Disiniblud’s Magical Album for Who You Used to Be
Disiniblud composers Rachika Nayar and Nina Keith on the mutual trust they needed to make their new album and their “brain-rotted, bimbo wisdom”

Listening to Disiniblud, the beautiful new project by close friends and composers Rachika Nayar and Nina Keith, kinda always has me fucked up in the game. Full of twinkling melodies made with processed guitar, piano, and other electronically tweaked instruments, it has a staggering, generous beauty to it that makes me a little beside myself. I almost have to be emotionally prepared for it when I listen—it’s music meant to capture the wide emotional latitude of childhood that, for me, serves as a kind of portal to moments when I felt my freest: at 10, making up dances in my mother’s living room to Whitney Houston songs; at any age, in the embrace of my tía Josie, now gone, as she repeated our catchphrase: “I love you so fucking much I could just shit.”
I suppose you could call it ambient music, but the kind that’s loud and washes over you like the ocean; there’s so much feeling in, say, the warmth of Nayar’s guitar solo gliding over watery squelches at the end of “It’s Change,” before Keith’s piano swoops in to grab its hand. Or the whorl of distortion at the end of “Whole30 Fight Club” which reminds us that to be gentle is also to wield power.

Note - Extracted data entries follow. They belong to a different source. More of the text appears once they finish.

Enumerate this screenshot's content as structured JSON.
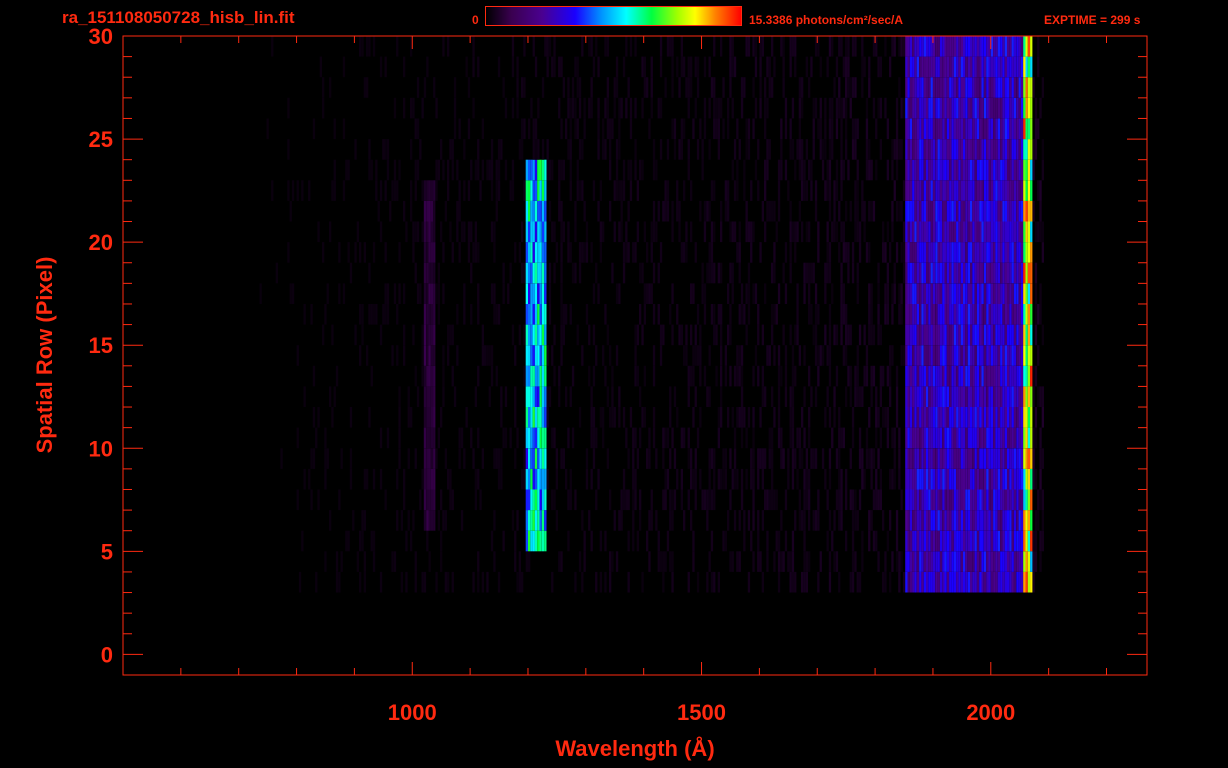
{
  "header": {
    "title": "ra_151108050728_hisb_lin.fit",
    "colorbar_min": "0",
    "colorbar_max": "15.3386 photons/cm²/sec/A",
    "exptime": "EXPTIME = 299 s"
  },
  "colors": {
    "foreground": "#ff2a10",
    "background": "#000000"
  },
  "chart_data": {
    "type": "heatmap",
    "title": "ra_151108050728_hisb_lin.fit",
    "xlabel": "Wavelength (Å)",
    "ylabel": "Spatial Row (Pixel)",
    "xlim": [
      500,
      2270
    ],
    "ylim": [
      -1,
      30
    ],
    "x_ticks": [
      1000,
      1500,
      2000
    ],
    "y_ticks": [
      0,
      5,
      10,
      15,
      20,
      25,
      30
    ],
    "colorbar": {
      "min": 0,
      "max": 15.3386,
      "unit": "photons/cm²/sec/A"
    },
    "colormap": [
      "#000000",
      "#3a0050",
      "#4a0090",
      "#1a00ff",
      "#0090ff",
      "#00ffff",
      "#00ff40",
      "#a0ff00",
      "#ffff00",
      "#ff8000",
      "#ff0000"
    ],
    "emission_features": [
      {
        "x_range": [
          1195,
          1230
        ],
        "y_range": [
          5,
          24
        ],
        "peak_intensity": 9.5
      },
      {
        "x_range": [
          1020,
          1040
        ],
        "y_range": [
          6,
          23
        ],
        "peak_intensity": 1.5
      },
      {
        "x_range": [
          1850,
          2070
        ],
        "y_range": [
          2,
          30
        ],
        "peak_intensity": 5.0
      },
      {
        "x_range": [
          2055,
          2072
        ],
        "y_range": [
          2,
          30
        ],
        "peak_intensity": 15.0
      }
    ],
    "background_region": {
      "x_range": [
        700,
        2090
      ],
      "y_range": [
        3,
        30
      ],
      "mean_intensity": 0.6
    },
    "grid": false,
    "legend": "colorbar-top"
  }
}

I’ve been listening to this album since April, when I first spoke with Nayar at an early listening session about Disiniblud’s hope to tap into the wonder of youth, and about imagining childhood without the gender constructs forced upon us all; specifically those rigid demands invented to subsume every kid, no matter how they identify, into the masculinist patriarchy. We were seated in leather chairs at an audiophile tea shop in lower Manhattan when she told me that “through my connection with my inner-child self… I’ve been able to heal a lot of these things that we all experience.”